Whole-Body Method Connects Function to Fitness

Al Wright

     Intense, crazy, downright dangerous — these are some of the adjectives that have been used to describe CrossFit, a fitness program that is leaving the underground world of DIY at-home “boxes” (i.e., home gyms designed for CrossFit workouts) and entering the mainstream world of “regular” gyms and clubs. The method has gained a tremendous following since its beginnings in the mid-1990s in Santa Cruz, mainly because of its emphasis on functional movements that involve the whole body.
     “CrossFit isn’t about size — it’s about strength,” says Mike Siclari, personal trainder director and CrossFit coach at Bladium. “It works to be constantly varied, constantly changing. We don’t do a lot of any one thing, to shock and surprise your metabolic system.”

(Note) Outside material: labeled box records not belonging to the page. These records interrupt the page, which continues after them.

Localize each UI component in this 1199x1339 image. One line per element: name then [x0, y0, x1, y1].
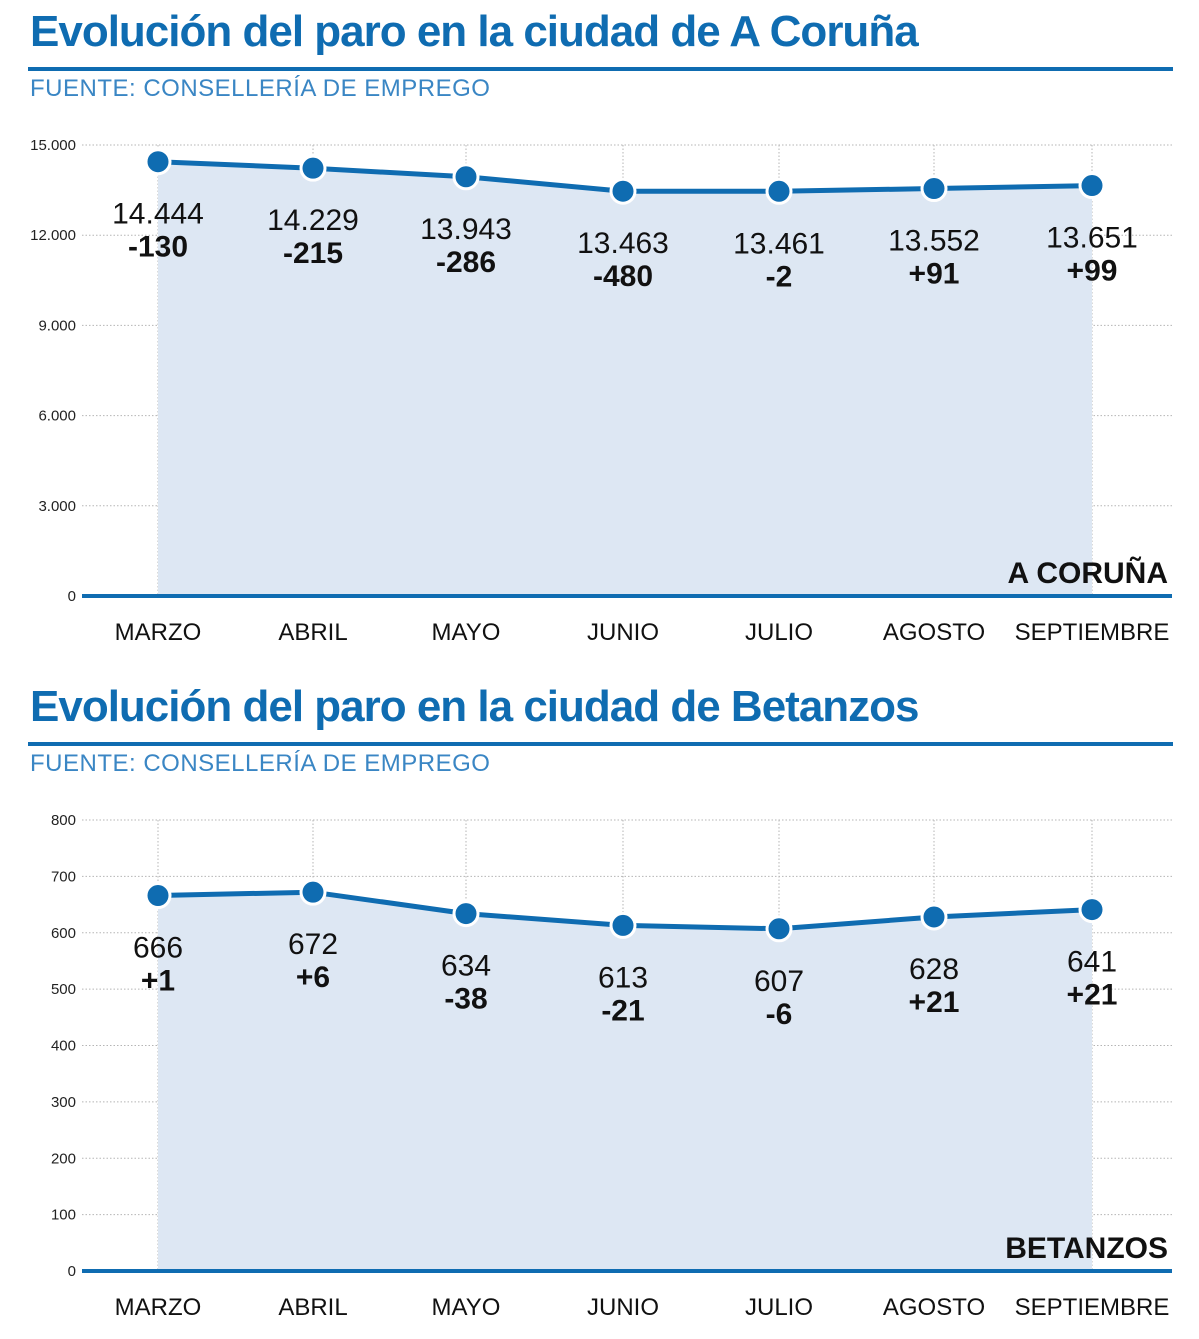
data-value-label: 641: [1067, 946, 1117, 979]
y-tick-label: 12.000: [30, 227, 76, 244]
x-tick-label: JULIO: [745, 1294, 813, 1321]
data-value-label: 628: [909, 953, 959, 986]
data-value-label: 13.651: [1046, 222, 1138, 255]
data-value-label: 666: [133, 932, 183, 965]
data-value-label: 14.229: [267, 204, 359, 237]
data-point: [452, 900, 480, 928]
x-tick-label: SEPTIEMBRE: [1015, 619, 1170, 646]
data-change-label: -38: [444, 983, 487, 1016]
series-label: A CORUÑA: [1007, 556, 1168, 590]
y-tick-label: 500: [51, 981, 76, 998]
chart-panel-betanzos: Evolución del paro en la ciudad de Betan…: [0, 675, 1199, 1339]
chart-title: Evolución del paro en la ciudad de Betan…: [30, 682, 920, 731]
y-tick-label: 6.000: [38, 408, 76, 425]
data-point: [920, 903, 948, 931]
data-change-label: -130: [128, 231, 188, 264]
data-change-label: +21: [909, 986, 960, 1019]
title-rule: [28, 67, 1173, 71]
data-change-label: -21: [601, 994, 644, 1027]
data-change-label: -215: [283, 237, 343, 270]
data-change-label: +1: [141, 965, 175, 998]
data-change-label: -2: [766, 260, 793, 293]
x-tick-label: AGOSTO: [883, 619, 985, 646]
y-tick-label: 600: [51, 925, 76, 942]
data-value-label: 13.463: [577, 227, 669, 260]
x-tick-label: AGOSTO: [883, 1294, 985, 1321]
area-fill: [158, 892, 1092, 1271]
y-tick-label: 100: [51, 1207, 76, 1224]
data-change-label: +6: [296, 961, 330, 994]
data-point: [765, 915, 793, 943]
chart-source: FUENTE: CONSELLERÍA DE EMPREGO: [30, 750, 491, 777]
data-point: [1078, 896, 1106, 924]
data-change-label: +99: [1067, 255, 1118, 288]
chart-source: FUENTE: CONSELLERÍA DE EMPREGO: [30, 75, 491, 102]
line-chart-coruna: 0 3.000 6.000 9.000 12.000 15.000 14.444-130 MA…: [30, 137, 1172, 646]
x-tick-label: JUNIO: [587, 1294, 659, 1321]
series-label: BETANZOS: [1005, 1232, 1168, 1265]
x-tick-label: MAYO: [432, 619, 501, 646]
data-point: [299, 154, 327, 182]
y-tick-label: 9.000: [38, 317, 76, 334]
x-tick-label: MARZO: [115, 1294, 202, 1321]
y-tick-label: 300: [51, 1094, 76, 1111]
title-rule: [28, 742, 1173, 746]
area-fill: [158, 161, 1092, 596]
data-point: [299, 878, 327, 906]
data-change-label: -6: [766, 998, 793, 1031]
data-value-label: 13.552: [888, 225, 980, 258]
x-tick-label: MAYO: [432, 1294, 501, 1321]
y-tick-label: 700: [51, 868, 76, 885]
chart-panel-coruna: Evolución del paro en la ciudad de A Cor…: [0, 0, 1199, 664]
x-tick-label: ABRIL: [278, 619, 347, 646]
data-point: [144, 882, 172, 910]
y-tick-label: 800: [51, 812, 76, 829]
y-tick-label: 3.000: [38, 498, 76, 515]
data-value-label: 14.444: [112, 198, 204, 231]
data-value-label: 613: [598, 961, 648, 994]
y-tick-label: 0: [68, 1263, 76, 1280]
data-point: [609, 911, 637, 939]
x-tick-label: ABRIL: [278, 1294, 347, 1321]
data-value-label: 634: [441, 950, 491, 983]
x-tick-label: MARZO: [115, 619, 202, 646]
data-change-label: -286: [436, 246, 496, 279]
data-value-label: 13.943: [420, 213, 512, 246]
x-tick-label: SEPTIEMBRE: [1015, 1294, 1170, 1321]
data-point: [452, 163, 480, 191]
data-value-label: 13.461: [733, 227, 825, 260]
data-point: [920, 175, 948, 203]
line-chart-betanzos: 0 100 200 300 400 500 600 700 800 666+1 MARZO 672+6…: [51, 812, 1172, 1321]
data-point: [144, 148, 172, 176]
data-point: [1078, 172, 1106, 200]
y-tick-label: 400: [51, 1038, 76, 1055]
data-value-label: 672: [288, 928, 338, 961]
x-tick-label: JULIO: [745, 619, 813, 646]
data-change-label: +21: [1067, 979, 1118, 1012]
data-point: [609, 177, 637, 205]
y-tick-label: 15.000: [30, 137, 76, 154]
data-point: [765, 177, 793, 205]
data-value-label: 607: [754, 965, 804, 998]
data-change-label: +91: [909, 258, 960, 291]
x-tick-label: JUNIO: [587, 619, 659, 646]
data-change-label: -480: [593, 260, 653, 293]
y-tick-label: 200: [51, 1150, 76, 1167]
y-tick-label: 0: [68, 588, 76, 605]
chart-title: Evolución del paro en la ciudad de A Cor…: [30, 7, 919, 56]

Harold Lueders, certified personal trainer and CrossFit certified trainer at Mariner Square, agrees. “CrossFit is about choosing an active lifestyle. While the workouts can seem intimidating, everything can be scaled back, such as doing pushups at the wall, rather than on the floor.”

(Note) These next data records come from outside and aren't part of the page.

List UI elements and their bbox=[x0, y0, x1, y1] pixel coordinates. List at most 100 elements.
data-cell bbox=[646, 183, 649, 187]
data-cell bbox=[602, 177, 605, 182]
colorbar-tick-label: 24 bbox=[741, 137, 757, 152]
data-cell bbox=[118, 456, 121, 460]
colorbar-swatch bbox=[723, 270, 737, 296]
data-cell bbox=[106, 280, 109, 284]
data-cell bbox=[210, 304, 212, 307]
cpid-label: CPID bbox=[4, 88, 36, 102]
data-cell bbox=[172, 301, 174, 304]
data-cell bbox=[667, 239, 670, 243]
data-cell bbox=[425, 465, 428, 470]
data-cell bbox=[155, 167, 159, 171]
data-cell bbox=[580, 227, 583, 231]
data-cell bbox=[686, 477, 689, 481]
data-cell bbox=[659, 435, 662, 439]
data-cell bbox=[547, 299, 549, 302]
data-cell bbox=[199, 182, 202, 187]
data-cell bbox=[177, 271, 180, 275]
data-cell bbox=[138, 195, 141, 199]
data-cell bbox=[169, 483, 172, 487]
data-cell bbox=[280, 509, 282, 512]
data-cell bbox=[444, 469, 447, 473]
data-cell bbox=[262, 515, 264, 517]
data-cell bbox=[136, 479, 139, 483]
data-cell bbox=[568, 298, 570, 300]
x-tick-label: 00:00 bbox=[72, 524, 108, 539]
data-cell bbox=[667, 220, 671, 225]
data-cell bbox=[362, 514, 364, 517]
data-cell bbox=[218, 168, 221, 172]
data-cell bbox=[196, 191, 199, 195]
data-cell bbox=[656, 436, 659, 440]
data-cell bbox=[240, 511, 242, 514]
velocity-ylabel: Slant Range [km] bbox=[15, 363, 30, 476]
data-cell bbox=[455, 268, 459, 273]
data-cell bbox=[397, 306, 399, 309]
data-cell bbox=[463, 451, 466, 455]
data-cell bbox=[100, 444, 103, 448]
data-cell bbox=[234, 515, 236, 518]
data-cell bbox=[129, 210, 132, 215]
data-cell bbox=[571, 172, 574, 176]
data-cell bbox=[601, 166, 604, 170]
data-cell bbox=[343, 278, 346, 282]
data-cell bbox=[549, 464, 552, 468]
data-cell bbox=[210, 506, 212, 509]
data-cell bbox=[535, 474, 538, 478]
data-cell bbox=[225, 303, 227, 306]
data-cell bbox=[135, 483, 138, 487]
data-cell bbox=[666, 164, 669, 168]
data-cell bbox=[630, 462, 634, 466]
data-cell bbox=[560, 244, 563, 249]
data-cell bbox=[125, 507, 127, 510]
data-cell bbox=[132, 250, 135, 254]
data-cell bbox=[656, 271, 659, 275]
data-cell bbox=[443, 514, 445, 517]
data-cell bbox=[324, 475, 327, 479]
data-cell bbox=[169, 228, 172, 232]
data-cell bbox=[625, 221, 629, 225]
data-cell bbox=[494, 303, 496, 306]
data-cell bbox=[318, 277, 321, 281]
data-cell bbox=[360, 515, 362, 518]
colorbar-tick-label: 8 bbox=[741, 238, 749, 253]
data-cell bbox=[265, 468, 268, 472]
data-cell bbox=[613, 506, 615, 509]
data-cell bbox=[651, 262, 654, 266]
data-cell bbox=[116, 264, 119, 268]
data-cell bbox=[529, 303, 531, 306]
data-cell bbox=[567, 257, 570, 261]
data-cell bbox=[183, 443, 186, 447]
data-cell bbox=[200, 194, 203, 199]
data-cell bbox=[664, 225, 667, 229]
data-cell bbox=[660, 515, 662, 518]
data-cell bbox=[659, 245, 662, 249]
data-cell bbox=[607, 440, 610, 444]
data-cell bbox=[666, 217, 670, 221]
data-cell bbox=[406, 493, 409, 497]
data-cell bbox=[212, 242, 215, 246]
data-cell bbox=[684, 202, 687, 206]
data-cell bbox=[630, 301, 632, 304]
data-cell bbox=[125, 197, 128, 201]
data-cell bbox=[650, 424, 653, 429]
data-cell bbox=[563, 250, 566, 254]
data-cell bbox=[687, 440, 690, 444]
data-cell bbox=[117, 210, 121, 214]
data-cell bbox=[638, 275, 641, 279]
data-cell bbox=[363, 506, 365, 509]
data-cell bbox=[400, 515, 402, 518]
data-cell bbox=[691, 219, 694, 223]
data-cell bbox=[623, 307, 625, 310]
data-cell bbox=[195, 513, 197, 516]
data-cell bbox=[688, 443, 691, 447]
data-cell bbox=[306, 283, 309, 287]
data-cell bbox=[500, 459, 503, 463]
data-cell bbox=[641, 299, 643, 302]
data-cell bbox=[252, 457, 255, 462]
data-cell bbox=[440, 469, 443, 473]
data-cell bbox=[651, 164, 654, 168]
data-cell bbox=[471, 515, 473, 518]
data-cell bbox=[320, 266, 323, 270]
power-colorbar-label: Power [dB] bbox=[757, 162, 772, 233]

     Bladium was the first club to bring CrossFit to Alameda, with the program starting there in early 2011; Mariner Square was close behind, opening its “box” in mid-2011. Both clubs have certified CrossFit trainers on staff who are also certified personal trainers, and both clubs emphasize safety for their members. Siclari encourages his members to not do more than three CrossFit workouts a week, especially in the beginning.

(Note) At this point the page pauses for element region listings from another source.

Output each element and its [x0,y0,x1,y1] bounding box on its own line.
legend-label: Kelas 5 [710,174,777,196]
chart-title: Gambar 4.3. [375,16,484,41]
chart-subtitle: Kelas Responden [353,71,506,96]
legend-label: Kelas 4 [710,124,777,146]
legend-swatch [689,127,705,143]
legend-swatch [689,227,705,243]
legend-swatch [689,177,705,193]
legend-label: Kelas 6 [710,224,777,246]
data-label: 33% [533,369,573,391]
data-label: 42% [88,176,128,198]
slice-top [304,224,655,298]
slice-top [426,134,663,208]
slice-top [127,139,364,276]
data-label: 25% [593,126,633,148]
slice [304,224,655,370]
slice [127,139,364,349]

     “CrossFit has to be done properly, and members have to be trained properly,” Siclari said. “We roll out and stretch, and members love it.”
     Lueders notes that while many think of CrossFit as a young person’s method, older people have benefited as well. Steve Southrey, co-founder of the CrossFit Mariner Square box, says that CrossFit is making the biggest strides in women ages 40–50. Membership in the program has been climbing steadily at both clubs since CrossFit was added.
     Both facilities are connecting to their CrossFit members through Facebook social networking, using the site to promote team spirit and a feeling of friendly competition. Both post the Workout of the Day (WOD), which varies but tends to include some form of cardio (sprints or jump rope, for example), as well as strength training (such as pull-ups, presses or cleans).
     “Members post their workout and times,” Southrey said. “It helps motivate your teammates. Even if we are competing with someone, we root for each other and cheer each other on.”
      Bladium also offers CrossFit for kids, as well as bootcamp-style classes to ready people who are too intimidated to go straight into CrossFit workouts. The gym has an outdoor area dedicated to CrossFit, in addition to its indoor box. Mariner Square is planning on opening its own outdoor facility in the near future, possibly adding a sprinting track. At this time, at both clubs, CrossFit membership is separately priced from the base club membership.